Query beans

Query beans are optional but they provide a nice way to write queries with type safe compile time checking. They are also easy to use and learn with IDE auto-completion on properties and expressions.

Query beans are generated using a Java annotation processing (APT) or Kotlin annotation processing (KAPT).

For each entity a query bean is generated with the same name but prefixed with Q. So for an entity bean called Customer there is a query bean generated called QCustomer.

When the entity bean model changes the query beans are regenerated and as developers we get compile time checking on our application queries - we get a compile time error if our queries are no longer valid for the model.

Contact contact =
  new QContact()                                // Contact query bean
    .email.equalTo("rob@foo.com")               // type safe expression
    .findOne();                                 // with IDE auto-completion
List<Customer> customers =
  new QCustomer()                                // Customer query bean
    .billingAddress.city.equalTo("Auckland")     // joins automatically added
    .contacts.isEmpty()                          // to support expressions

APT / KAPT (generating query beans)

To generate Java query beans we use the io.ebean:querybean-generator java annotation processor and to generate Kotlin query beans we use io.ebean:kotlin-querybean-generator.

Generating with Maven

Refer to docs / getting-started / maven for details of how to generate query beans using maven.

Generating with Gradle

Refer to docs / getting-started / gradle for details of how to generate query beans using gradle.

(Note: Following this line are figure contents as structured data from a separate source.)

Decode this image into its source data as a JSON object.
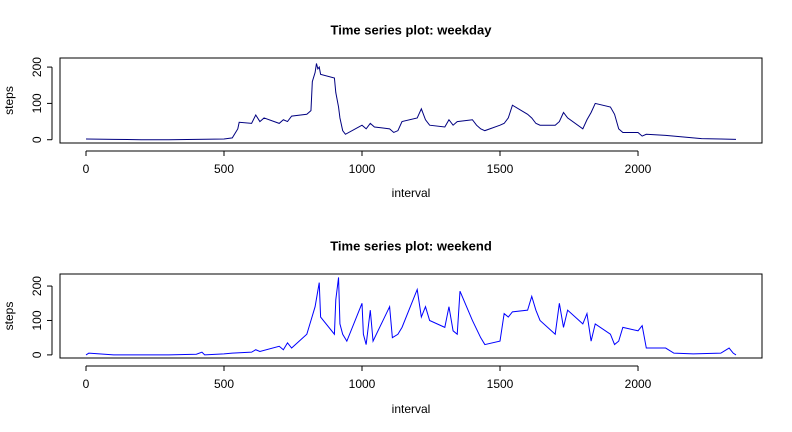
{
  "chart_data": [
    {
      "type": "line",
      "title": "Time series plot: weekday",
      "xlabel": "interval",
      "ylabel": "steps",
      "color": "#000080",
      "x": [
        0,
        100,
        200,
        300,
        400,
        500,
        530,
        550,
        555,
        600,
        615,
        630,
        645,
        700,
        715,
        730,
        745,
        800,
        815,
        820,
        830,
        835,
        840,
        845,
        850,
        900,
        905,
        915,
        920,
        930,
        940,
        1000,
        1015,
        1030,
        1045,
        1100,
        1115,
        1130,
        1145,
        1200,
        1215,
        1230,
        1245,
        1300,
        1315,
        1330,
        1345,
        1400,
        1415,
        1430,
        1445,
        1500,
        1515,
        1530,
        1545,
        1600,
        1615,
        1630,
        1645,
        1700,
        1715,
        1730,
        1745,
        1800,
        1815,
        1830,
        1845,
        1900,
        1915,
        1930,
        1945,
        2000,
        2015,
        2030,
        2100,
        2130,
        2200,
        2230,
        2300,
        2355
      ],
      "values": [
        2,
        1,
        0,
        0,
        1,
        2,
        5,
        30,
        48,
        45,
        68,
        50,
        60,
        45,
        55,
        50,
        65,
        70,
        80,
        160,
        185,
        210,
        195,
        200,
        180,
        170,
        130,
        90,
        60,
        25,
        15,
        40,
        30,
        45,
        35,
        30,
        20,
        25,
        50,
        60,
        85,
        55,
        40,
        35,
        55,
        40,
        50,
        55,
        40,
        30,
        25,
        40,
        45,
        60,
        95,
        70,
        60,
        45,
        40,
        40,
        50,
        75,
        60,
        30,
        55,
        75,
        100,
        90,
        70,
        30,
        20,
        20,
        10,
        15,
        12,
        10,
        5,
        3,
        2,
        1
      ],
      "xlim": [
        -94.2,
        2449.2
      ],
      "ylim": [
        -9,
        225
      ],
      "xticks": [
        0,
        500,
        1000,
        1500,
        2000
      ],
      "yticks": [
        0,
        100,
        200
      ]
    },
    {
      "type": "line",
      "title": "Time series plot: weekend",
      "xlabel": "interval",
      "ylabel": "steps",
      "color": "#0000ff",
      "x": [
        0,
        10,
        100,
        200,
        300,
        400,
        420,
        430,
        500,
        530,
        600,
        615,
        630,
        700,
        715,
        730,
        745,
        800,
        815,
        830,
        845,
        850,
        900,
        905,
        915,
        920,
        930,
        945,
        1000,
        1005,
        1015,
        1030,
        1040,
        1100,
        1110,
        1130,
        1145,
        1200,
        1215,
        1230,
        1245,
        1300,
        1315,
        1330,
        1345,
        1355,
        1400,
        1415,
        1430,
        1445,
        1500,
        1515,
        1530,
        1545,
        1600,
        1615,
        1630,
        1645,
        1700,
        1715,
        1730,
        1745,
        1800,
        1815,
        1830,
        1845,
        1900,
        1915,
        1930,
        1945,
        2000,
        2015,
        2030,
        2100,
        2130,
        2200,
        2300,
        2330,
        2345,
        2355
      ],
      "values": [
        0,
        5,
        0,
        0,
        0,
        2,
        8,
        0,
        3,
        5,
        8,
        15,
        10,
        25,
        15,
        35,
        20,
        60,
        100,
        140,
        210,
        110,
        60,
        160,
        225,
        90,
        60,
        40,
        150,
        60,
        30,
        130,
        40,
        140,
        50,
        60,
        80,
        190,
        110,
        140,
        100,
        80,
        140,
        70,
        60,
        185,
        100,
        75,
        50,
        30,
        40,
        120,
        110,
        125,
        130,
        170,
        130,
        100,
        60,
        150,
        80,
        130,
        90,
        120,
        40,
        90,
        60,
        30,
        40,
        80,
        70,
        85,
        20,
        20,
        5,
        3,
        5,
        20,
        5,
        0
      ],
      "xlim": [
        -94.2,
        2449.2
      ],
      "ylim": [
        -9,
        235
      ],
      "xticks": [
        0,
        500,
        1000,
        1500,
        2000
      ],
      "yticks": [
        0,
        100,
        200
      ]
    }
  ]
}
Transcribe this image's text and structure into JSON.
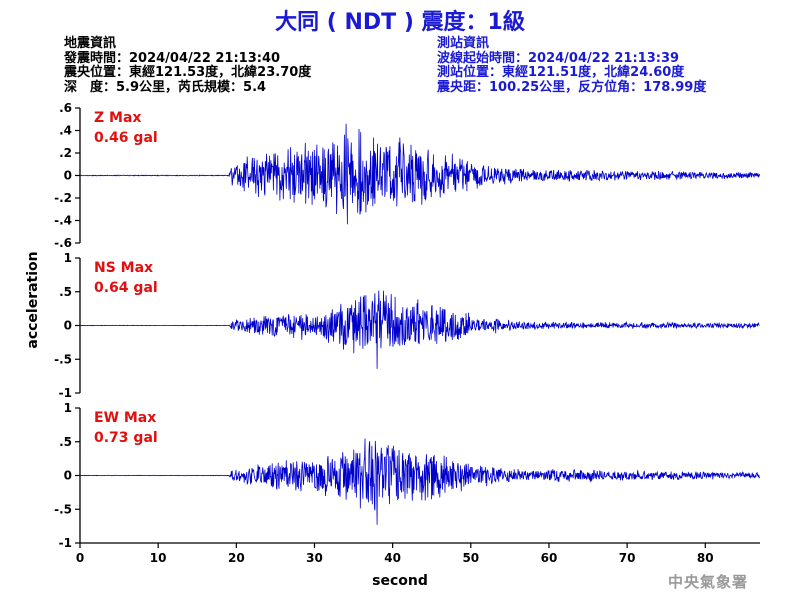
{
  "title": "大同 ( NDT ) 震度：1級",
  "quake_info": {
    "heading": "地震資訊",
    "origin_time": "發震時間：2024/04/22 21:13:40",
    "epicenter": "震央位置：東經121.53度，北緯23.70度",
    "depth_magnitude": "深　度：5.9公里，芮氏規模：5.4"
  },
  "station_info": {
    "heading": "測站資訊",
    "wave_start": "波線起始時間：2024/04/22 21:13:39",
    "location": "測站位置：東經121.51度，北緯24.60度",
    "distance": "震央距：100.25公里，反方位角：178.99度"
  },
  "credit": "中央氣象署",
  "colors": {
    "trace": "#0000cc",
    "title": "#1a1ad4",
    "peak_label": "#e01010"
  },
  "chart_data": {
    "type": "line",
    "xlabel": "second",
    "ylabel": "acceleration",
    "xlim": [
      0,
      87
    ],
    "xticks": [
      0,
      10,
      20,
      30,
      40,
      50,
      60,
      70,
      80
    ],
    "panels": [
      {
        "name": "Z Max",
        "peak_label": "0.46 gal",
        "ylim": [
          -0.6,
          0.6
        ],
        "yticks": [
          0.6,
          0.4,
          0.2,
          0,
          -0.2,
          -0.4,
          -0.6
        ],
        "amplitude": 0.46,
        "seed": 11,
        "envelope": [
          [
            0,
            0.004
          ],
          [
            19,
            0.004
          ],
          [
            19.5,
            0.12
          ],
          [
            22,
            0.22
          ],
          [
            27,
            0.28
          ],
          [
            33,
            0.38
          ],
          [
            34,
            0.46
          ],
          [
            38,
            0.38
          ],
          [
            44,
            0.3
          ],
          [
            48,
            0.2
          ],
          [
            52,
            0.1
          ],
          [
            58,
            0.06
          ],
          [
            72,
            0.045
          ],
          [
            87,
            0.03
          ]
        ]
      },
      {
        "name": "NS Max",
        "peak_label": "0.64 gal",
        "ylim": [
          -1,
          1
        ],
        "yticks": [
          1,
          0.5,
          0,
          -0.5,
          -1
        ],
        "amplitude": 0.64,
        "seed": 23,
        "envelope": [
          [
            0,
            0.004
          ],
          [
            19,
            0.004
          ],
          [
            19.5,
            0.08
          ],
          [
            24,
            0.18
          ],
          [
            30,
            0.26
          ],
          [
            35,
            0.45
          ],
          [
            38,
            0.6
          ],
          [
            41,
            0.5
          ],
          [
            45,
            0.36
          ],
          [
            50,
            0.2
          ],
          [
            55,
            0.08
          ],
          [
            60,
            0.06
          ],
          [
            87,
            0.04
          ]
        ]
      },
      {
        "name": "EW Max",
        "peak_label": "0.73 gal",
        "ylim": [
          -1,
          1
        ],
        "yticks": [
          1,
          0.5,
          0,
          -0.5,
          -1
        ],
        "amplitude": 0.73,
        "seed": 37,
        "envelope": [
          [
            0,
            0.004
          ],
          [
            19,
            0.004
          ],
          [
            19.5,
            0.1
          ],
          [
            24,
            0.22
          ],
          [
            30,
            0.3
          ],
          [
            35,
            0.5
          ],
          [
            38,
            0.7
          ],
          [
            41,
            0.55
          ],
          [
            45,
            0.4
          ],
          [
            50,
            0.22
          ],
          [
            55,
            0.12
          ],
          [
            70,
            0.08
          ],
          [
            87,
            0.05
          ]
        ]
      }
    ]
  }
}
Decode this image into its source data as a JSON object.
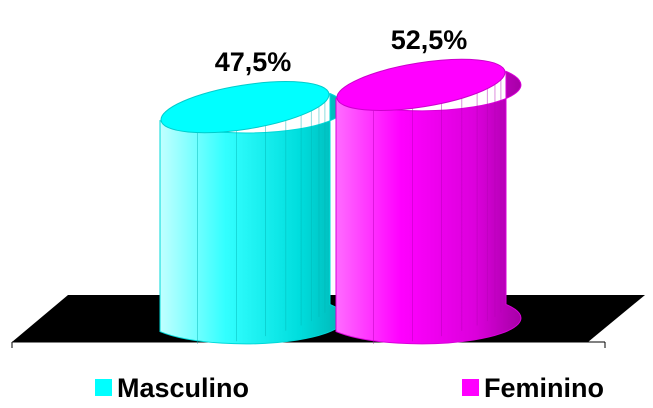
{
  "chart_data": {
    "type": "bar",
    "style": "3d-cylinder",
    "categories": [
      "Masculino",
      "Feminino"
    ],
    "values": [
      47.5,
      52.5
    ],
    "data_labels": [
      "47,5%",
      "52,5%"
    ],
    "colors": [
      "#00FFFF",
      "#FF00FF"
    ],
    "ylim": [
      0,
      60
    ],
    "grid": false,
    "legend_position": "bottom"
  }
}
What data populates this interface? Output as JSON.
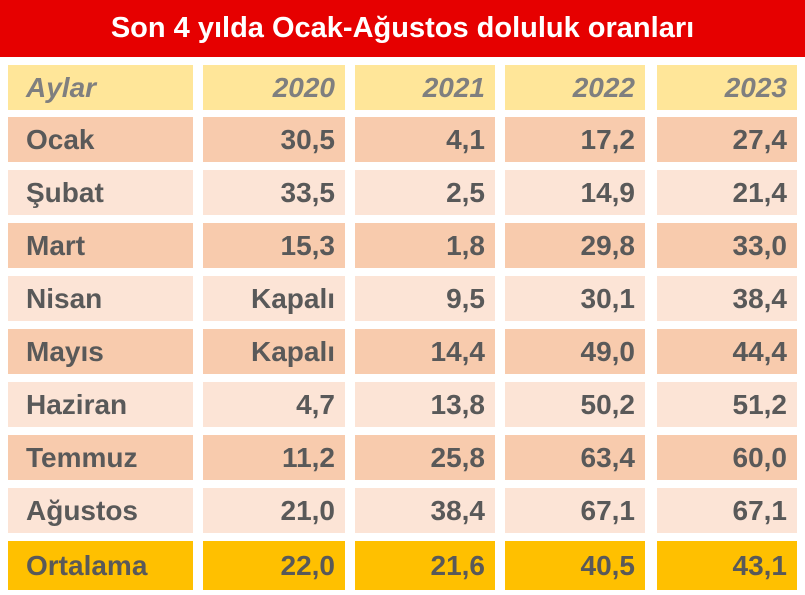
{
  "title": "Son 4 yılda Ocak-Ağustos doluluk oranları",
  "table": {
    "header": [
      "Aylar",
      "2020",
      "2021",
      "2022",
      "2023"
    ],
    "rows": [
      [
        "Ocak",
        "30,5",
        "4,1",
        "17,2",
        "27,4"
      ],
      [
        "Şubat",
        "33,5",
        "2,5",
        "14,9",
        "21,4"
      ],
      [
        "Mart",
        "15,3",
        "1,8",
        "29,8",
        "33,0"
      ],
      [
        "Nisan",
        "Kapalı",
        "9,5",
        "30,1",
        "38,4"
      ],
      [
        "Mayıs",
        "Kapalı",
        "14,4",
        "49,0",
        "44,4"
      ],
      [
        "Haziran",
        "4,7",
        "13,8",
        "50,2",
        "51,2"
      ],
      [
        "Temmuz",
        "11,2",
        "25,8",
        "63,4",
        "60,0"
      ],
      [
        "Ağustos",
        "21,0",
        "38,4",
        "67,1",
        "67,1"
      ]
    ],
    "footer": [
      "Ortalama",
      "22,0",
      "21,6",
      "40,5",
      "43,1"
    ]
  }
}
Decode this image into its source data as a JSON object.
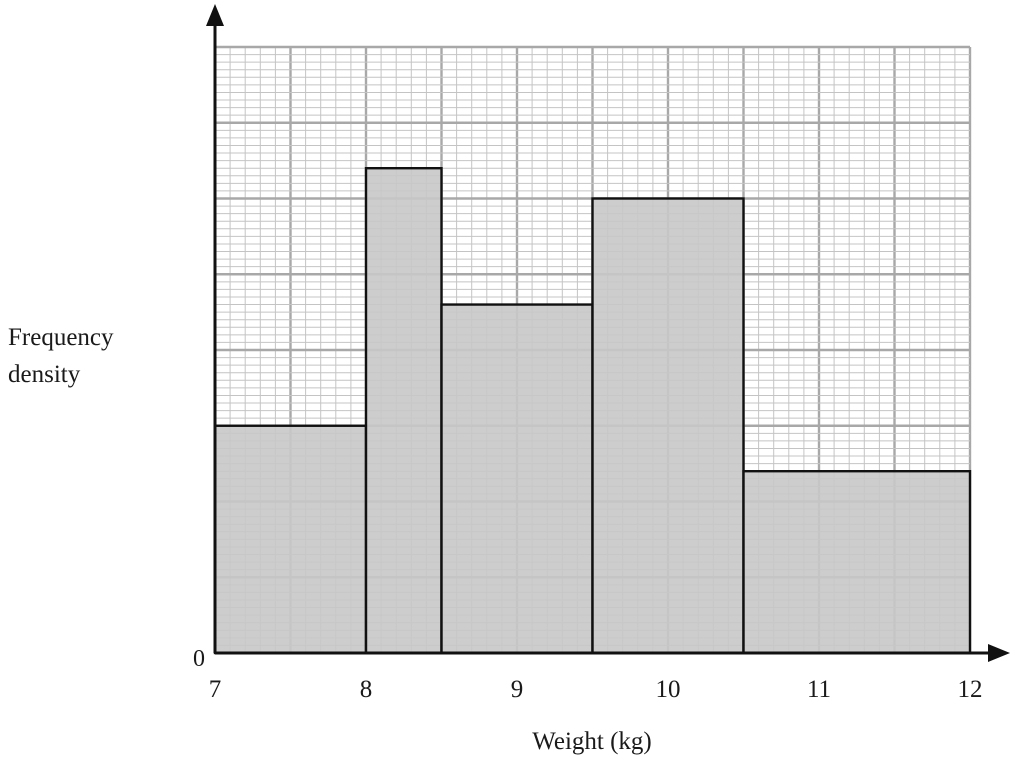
{
  "chart_data": {
    "type": "histogram",
    "xlabel": "Weight (kg)",
    "ylabel_lines": [
      "Frequency",
      "density"
    ],
    "origin_label": "0",
    "x_ticks": [
      7,
      8,
      9,
      10,
      11,
      12
    ],
    "x_range": [
      7,
      12
    ],
    "y_range": [
      0,
      8
    ],
    "y_ticks_labeled": false,
    "grid": true,
    "bars": [
      {
        "x0": 7.0,
        "x1": 8.0,
        "height": 3.0
      },
      {
        "x0": 8.0,
        "x1": 8.5,
        "height": 6.4
      },
      {
        "x0": 8.5,
        "x1": 9.5,
        "height": 4.6
      },
      {
        "x0": 9.5,
        "x1": 10.5,
        "height": 6.0
      },
      {
        "x0": 10.5,
        "x1": 12.0,
        "height": 2.4
      }
    ],
    "colors": {
      "bar_fill": "#c8c8c8",
      "bar_stroke": "#111111",
      "grid_major": "#a8a8a8",
      "grid_minor": "#c4c4c4",
      "axis": "#111111"
    }
  }
}
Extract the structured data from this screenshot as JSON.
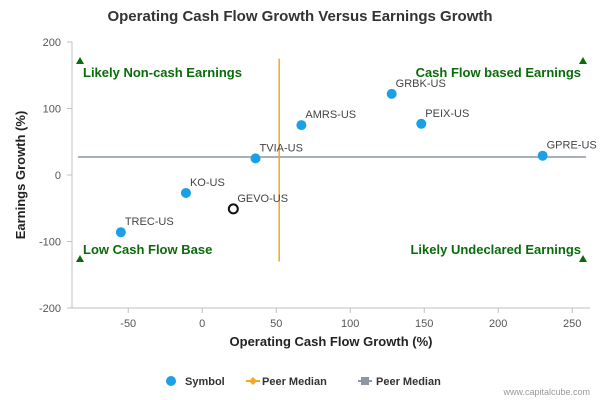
{
  "chart_data": {
    "type": "scatter",
    "title": "Operating Cash Flow Growth Versus Earnings Growth",
    "xlabel": "Operating Cash Flow Growth (%)",
    "ylabel": "Earnings Growth (%)",
    "xlim": [
      -88,
      262
    ],
    "ylim": [
      -200,
      200
    ],
    "xticks": [
      -50,
      0,
      50,
      100,
      150,
      200,
      250
    ],
    "yticks": [
      -200,
      -100,
      0,
      100,
      200
    ],
    "grid": false,
    "legend_position": "bottom-center",
    "points": [
      {
        "label": "GRBK-US",
        "x": 128,
        "y": 122,
        "marker": "filled"
      },
      {
        "label": "PEIX-US",
        "x": 148,
        "y": 77,
        "marker": "filled"
      },
      {
        "label": "AMRS-US",
        "x": 67,
        "y": 75,
        "marker": "filled"
      },
      {
        "label": "GPRE-US",
        "x": 230,
        "y": 29,
        "marker": "filled"
      },
      {
        "label": "TVIA-US",
        "x": 36,
        "y": 25,
        "marker": "filled"
      },
      {
        "label": "KO-US",
        "x": -11,
        "y": -27,
        "marker": "filled"
      },
      {
        "label": "GEVO-US",
        "x": 21,
        "y": -51,
        "marker": "hollow"
      },
      {
        "label": "TREC-US",
        "x": -55,
        "y": -86,
        "marker": "filled"
      }
    ],
    "peer_median": {
      "x": 52,
      "y": 27
    },
    "quadrant_labels": {
      "top_left": "Likely Non-cash Earnings",
      "top_right": "Cash Flow based Earnings",
      "bottom_left": "Low Cash Flow Base",
      "bottom_right": "Likely Undeclared Earnings"
    },
    "legend": [
      {
        "name": "Symbol",
        "color": "#1aa0e6",
        "symbol": "circle"
      },
      {
        "name": "Peer Median",
        "color": "#f5a623",
        "symbol": "diamond"
      },
      {
        "name": "Peer Median",
        "color": "#8c97a3",
        "symbol": "square"
      }
    ],
    "colors": {
      "points": "#1aa0e6",
      "vertical_median": "#f5a623",
      "horizontal_median": "#8c97a3",
      "quadrant_text": "#0a6b0a"
    }
  },
  "credits": "www.capitalcube.com"
}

Note that prior to version 12.1.8 we need to edit a src/main/resources/ebean.mf manifest file to specify querybean-packages for the packages that should be enhanced for query beans. This is no longer needed from 12.1.8 onwards.

Example (Pre 12.1.8)
entity-packages: org.example.domain
transactional-packages: org.example
querybean-packages: org.example


Refactor rename entity bean

When we refactor rename an entity bean in an IDE the query beans we should trigger a build all. This is because the query beans for the old bean names are kept around until the next build all.

Once we do a build all this will effectively delete the old query beans and generate the new ones. At this point we get compiler errors for the queries that we need to adjust (use the new query bean names).